Crise politique : selon Dr Abdoul Karim Saidou, la démocratie ne fragilise pas la sécurité

<< Le Burkina Faso à l’épreuve d’une nouvelle transition : leçons apprises, défis et perspectives >> : c’est sous ce thème que le Centre pour la Gouvernance Démocratique (CGD) et l’ONG Diakonia ont tenu ce samedi 05 février 2022, un mini-colloque sur la situation de crise au Burkina Faso, marquée par le coup d’Etat et une transition en gestation. Plusieurs sous-thèmes ont été abordés par des enseignants-chercheurs en sciences sociales. Parmi les panéliste figurait Dr Abdoul Karim Saidou, qui a développé le sous-thème : “Régime démocratique et lutte efficace contre le terrorisme : mariage impossible?”

Vue des panelistes

Le Professeur Albert Ouédraogo, enseignant-chercheur en lettres modernes, a exposé sur les forces et faiblesses du régime de Roch Marc Christian Kaboré. En abordant les forces de ce régime, il a souligné le fait qu’il a été démocratiquement élu, et jouissait d’une légitimité et d’une popularité. Il a également abordé la question de l’affaiblissement de certains partis politiques d’opposition qui se sont finalement alliés au MPP.

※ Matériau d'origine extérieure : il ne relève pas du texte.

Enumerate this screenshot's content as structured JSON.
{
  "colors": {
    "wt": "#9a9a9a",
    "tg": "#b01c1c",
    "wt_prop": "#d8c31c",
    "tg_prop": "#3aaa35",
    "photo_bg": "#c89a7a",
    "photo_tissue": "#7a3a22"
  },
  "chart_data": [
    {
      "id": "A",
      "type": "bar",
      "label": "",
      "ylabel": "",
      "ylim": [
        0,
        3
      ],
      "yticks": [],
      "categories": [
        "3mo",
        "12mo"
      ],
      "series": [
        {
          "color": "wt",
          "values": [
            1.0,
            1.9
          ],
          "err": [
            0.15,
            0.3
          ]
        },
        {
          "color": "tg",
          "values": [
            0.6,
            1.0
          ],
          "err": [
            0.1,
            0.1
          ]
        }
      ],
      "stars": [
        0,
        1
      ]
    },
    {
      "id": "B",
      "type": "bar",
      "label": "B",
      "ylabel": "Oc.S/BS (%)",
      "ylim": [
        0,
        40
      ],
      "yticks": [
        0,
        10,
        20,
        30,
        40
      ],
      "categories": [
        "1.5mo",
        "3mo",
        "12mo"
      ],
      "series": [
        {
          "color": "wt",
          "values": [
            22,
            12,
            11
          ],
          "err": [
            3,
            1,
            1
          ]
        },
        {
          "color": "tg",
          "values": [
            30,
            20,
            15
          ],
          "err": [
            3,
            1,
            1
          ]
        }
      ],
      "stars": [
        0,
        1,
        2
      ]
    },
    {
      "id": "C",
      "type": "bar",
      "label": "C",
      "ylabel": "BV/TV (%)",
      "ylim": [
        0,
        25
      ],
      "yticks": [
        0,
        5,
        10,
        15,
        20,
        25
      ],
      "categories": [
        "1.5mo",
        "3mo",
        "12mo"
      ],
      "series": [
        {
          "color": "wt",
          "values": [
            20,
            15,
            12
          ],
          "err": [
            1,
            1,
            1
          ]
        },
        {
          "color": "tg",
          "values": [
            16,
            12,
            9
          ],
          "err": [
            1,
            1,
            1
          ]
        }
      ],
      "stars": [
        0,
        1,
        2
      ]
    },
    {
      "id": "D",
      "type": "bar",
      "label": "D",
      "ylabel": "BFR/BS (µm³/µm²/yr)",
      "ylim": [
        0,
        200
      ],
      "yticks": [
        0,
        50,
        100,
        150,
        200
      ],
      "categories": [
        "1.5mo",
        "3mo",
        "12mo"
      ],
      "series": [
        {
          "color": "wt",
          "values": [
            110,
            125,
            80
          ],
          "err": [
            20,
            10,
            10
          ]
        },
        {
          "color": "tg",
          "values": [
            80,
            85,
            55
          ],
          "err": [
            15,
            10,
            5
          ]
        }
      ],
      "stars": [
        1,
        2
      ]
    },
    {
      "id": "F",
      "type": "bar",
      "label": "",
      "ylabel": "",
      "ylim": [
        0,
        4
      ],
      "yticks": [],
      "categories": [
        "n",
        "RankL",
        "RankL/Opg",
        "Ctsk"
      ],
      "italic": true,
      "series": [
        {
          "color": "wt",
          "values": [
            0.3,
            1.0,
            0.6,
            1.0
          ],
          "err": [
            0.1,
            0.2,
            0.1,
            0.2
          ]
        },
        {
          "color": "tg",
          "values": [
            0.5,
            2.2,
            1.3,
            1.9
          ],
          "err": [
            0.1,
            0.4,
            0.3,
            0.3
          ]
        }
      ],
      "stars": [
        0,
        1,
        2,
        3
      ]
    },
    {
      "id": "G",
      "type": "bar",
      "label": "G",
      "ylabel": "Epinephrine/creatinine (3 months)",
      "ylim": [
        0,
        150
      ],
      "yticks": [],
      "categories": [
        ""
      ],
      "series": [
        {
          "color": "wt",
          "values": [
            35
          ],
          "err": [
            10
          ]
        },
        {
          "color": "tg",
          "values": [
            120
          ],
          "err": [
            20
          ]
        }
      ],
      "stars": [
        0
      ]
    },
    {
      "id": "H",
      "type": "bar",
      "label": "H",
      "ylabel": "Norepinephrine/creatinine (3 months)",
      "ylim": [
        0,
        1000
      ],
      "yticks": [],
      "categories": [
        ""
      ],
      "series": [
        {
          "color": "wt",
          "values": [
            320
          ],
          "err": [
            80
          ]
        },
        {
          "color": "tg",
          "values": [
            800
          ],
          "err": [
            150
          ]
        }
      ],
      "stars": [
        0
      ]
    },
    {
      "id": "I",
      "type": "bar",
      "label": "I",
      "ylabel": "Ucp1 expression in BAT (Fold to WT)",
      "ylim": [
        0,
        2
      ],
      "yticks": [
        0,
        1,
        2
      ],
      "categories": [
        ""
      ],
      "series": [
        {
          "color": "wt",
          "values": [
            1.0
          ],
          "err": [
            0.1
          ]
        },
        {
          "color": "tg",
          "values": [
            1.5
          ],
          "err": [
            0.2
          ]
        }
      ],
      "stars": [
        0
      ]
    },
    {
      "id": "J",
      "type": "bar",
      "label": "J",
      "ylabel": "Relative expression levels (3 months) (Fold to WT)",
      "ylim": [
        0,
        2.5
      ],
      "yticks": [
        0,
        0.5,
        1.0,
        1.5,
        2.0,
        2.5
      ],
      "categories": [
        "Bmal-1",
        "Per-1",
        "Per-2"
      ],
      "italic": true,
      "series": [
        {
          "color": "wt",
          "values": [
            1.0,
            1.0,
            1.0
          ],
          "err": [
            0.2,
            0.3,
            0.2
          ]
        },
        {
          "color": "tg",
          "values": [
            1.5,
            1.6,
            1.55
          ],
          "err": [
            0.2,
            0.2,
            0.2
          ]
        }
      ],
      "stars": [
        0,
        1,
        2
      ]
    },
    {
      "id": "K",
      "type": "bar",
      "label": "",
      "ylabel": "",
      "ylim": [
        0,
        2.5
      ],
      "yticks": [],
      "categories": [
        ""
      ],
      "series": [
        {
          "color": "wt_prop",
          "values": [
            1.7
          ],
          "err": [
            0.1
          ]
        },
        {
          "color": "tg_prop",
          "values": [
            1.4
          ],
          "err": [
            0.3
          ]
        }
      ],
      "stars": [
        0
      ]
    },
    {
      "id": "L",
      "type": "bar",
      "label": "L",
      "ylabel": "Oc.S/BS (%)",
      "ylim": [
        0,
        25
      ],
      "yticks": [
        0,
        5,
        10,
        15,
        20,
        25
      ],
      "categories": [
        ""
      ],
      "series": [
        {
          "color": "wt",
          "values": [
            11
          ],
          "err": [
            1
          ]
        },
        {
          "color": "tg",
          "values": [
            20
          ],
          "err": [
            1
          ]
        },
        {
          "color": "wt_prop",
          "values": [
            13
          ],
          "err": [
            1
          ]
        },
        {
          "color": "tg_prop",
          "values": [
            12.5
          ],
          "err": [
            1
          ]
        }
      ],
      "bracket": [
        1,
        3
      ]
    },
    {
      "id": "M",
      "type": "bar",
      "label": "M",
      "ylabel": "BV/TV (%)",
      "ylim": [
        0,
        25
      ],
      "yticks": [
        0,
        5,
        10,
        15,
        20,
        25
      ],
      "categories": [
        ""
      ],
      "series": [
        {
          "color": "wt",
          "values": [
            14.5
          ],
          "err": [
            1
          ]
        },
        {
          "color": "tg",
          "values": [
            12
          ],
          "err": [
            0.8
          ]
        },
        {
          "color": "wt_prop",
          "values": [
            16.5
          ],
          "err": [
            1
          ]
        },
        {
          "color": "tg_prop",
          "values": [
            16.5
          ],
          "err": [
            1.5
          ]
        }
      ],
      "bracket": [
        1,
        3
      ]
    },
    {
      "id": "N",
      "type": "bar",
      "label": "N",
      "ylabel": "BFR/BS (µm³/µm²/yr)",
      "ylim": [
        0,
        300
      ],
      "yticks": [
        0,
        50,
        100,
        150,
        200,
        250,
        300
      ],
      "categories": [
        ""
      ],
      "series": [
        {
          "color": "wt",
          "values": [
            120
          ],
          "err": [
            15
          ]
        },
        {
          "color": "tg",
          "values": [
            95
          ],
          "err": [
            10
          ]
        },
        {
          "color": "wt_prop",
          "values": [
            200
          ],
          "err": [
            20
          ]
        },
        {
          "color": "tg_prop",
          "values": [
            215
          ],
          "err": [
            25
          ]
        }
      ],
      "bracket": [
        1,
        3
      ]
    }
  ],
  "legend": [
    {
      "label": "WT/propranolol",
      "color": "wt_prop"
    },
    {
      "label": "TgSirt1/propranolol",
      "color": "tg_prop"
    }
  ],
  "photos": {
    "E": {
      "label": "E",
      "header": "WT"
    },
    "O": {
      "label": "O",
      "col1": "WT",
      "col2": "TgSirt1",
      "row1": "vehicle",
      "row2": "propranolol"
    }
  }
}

Pr Ouédraogo n’a pas manqué de pointer du doigt la chefferie coutumière et religieuse et les opérateurs économiques qui, pour lui, ont été politisés par le parti au pouvoir.

Le Professeur de lettres modernes a par ailleurs fait remarquer que l’une des forces majeures de l’ex-parti au pouvoir était la maîtrise de l’arène politique burkinabè par ses trois grandes figures, à savoir Salifou Diallo, Simon Compaoré et Roch Marc Christian Kaboré.

En ce qui concerne les faiblesses du MPP, le paneliste a indiqué que la malchance du régime Kaboré, c’est d’être venu aux affaires après une insurrection. Car, pour lui, les attentes étaient pressantes et énormes.

Albert Ouédraogo a, en outre, souligné la méfiance de l’ex-président Kaboré vis-à-vis des militaires, dans le registre des faiblesses. A ces points faibles est venu s’ajouter le décès de Salifou Diallo, stratège du parti.

L’assassinat de Ladji Yôrô, des nominations de complaisance, les interdictions de manifestations et la coupure abusive de l’internet ont été, entre autres, les facteurs qui ont précipité la chute du régime par un coup d’Etat, a analysé Pr Ouédraogo.

Quant au deuxième paneliste, Dr Abdoulaye Barro, il a exposé sur “les imprévus de l’histoire : le destin de la démocratie burkinabè”. Ce philosophe a d’abord confié que l’homme aime la vérité et la démocratie, et qu’il ne suffit pas d’avoir le pouvoir pour avoir raison, ni d’avoir raison pour avoir le pouvoir.

Selon Dr Barro, l’esprit de l’insurrection doit être compris comme une donnée permanente dans la gestion de notre histoire. Il a aussi confié que le coup d’Etat du 24 janvier 2022 n’est qu’une parenthèse historique qui doit nous permettre de gérer au plus vite la question du terrorisme, tout en évitant que cela ne nous amène à remettre en cause nos convictions démocratiques.

En faisant l’histoire des coups d’État, Dr Fati Balima a essayé d’établir une corrélation entre l’armée et la politique. Selon elle, en 2015, par exemple, on a assisté à la démilitarisation du pouvoir avec la configuration institutionnelle du pouvoir où la dimension militaire a été laissée de côté. Cette démilitarisation pour elle, n’a pas entraîné une longue dépolitisation de l’armée.

Docteur Abdoul Karim Saidou, quant à lui, il a abordé le sous-thème: “Régime démocratique et lutte efficace contre le terrorisme : mariage impossible?”

Il est parti du postulat que les démocraties ne se font pas la guerre, et qu’elles sont moins exposées aux guerres civiles. En énumérant quelques exemples pour appuyer ses propos, il a indiqué que la démocratie est un système moderne pour diriger nos sociétés. Pour lui, la démocratie ne fragilise pas la sécurité, et l’insécurité ne fragilise pas non plus la démocratie. << Ce sont les coups d’État qui fragilisent l’armée>>, a martelé Dr Saidou. Et de mettre plutôt en cause la mauvaise gouvernance.

Le politologue a montré que l’autoritarisme peut susciter le développement, mais que cela dependra des pratiques. << Si les pratiques ne mobilisent pas les investissements dans les secteurs sociaux de base, ce serait impossible. Comme quoi, la démocratie n’est pas, dans l’absolu, la seule voie pour aller vers le développement>>, a-t-il conclu.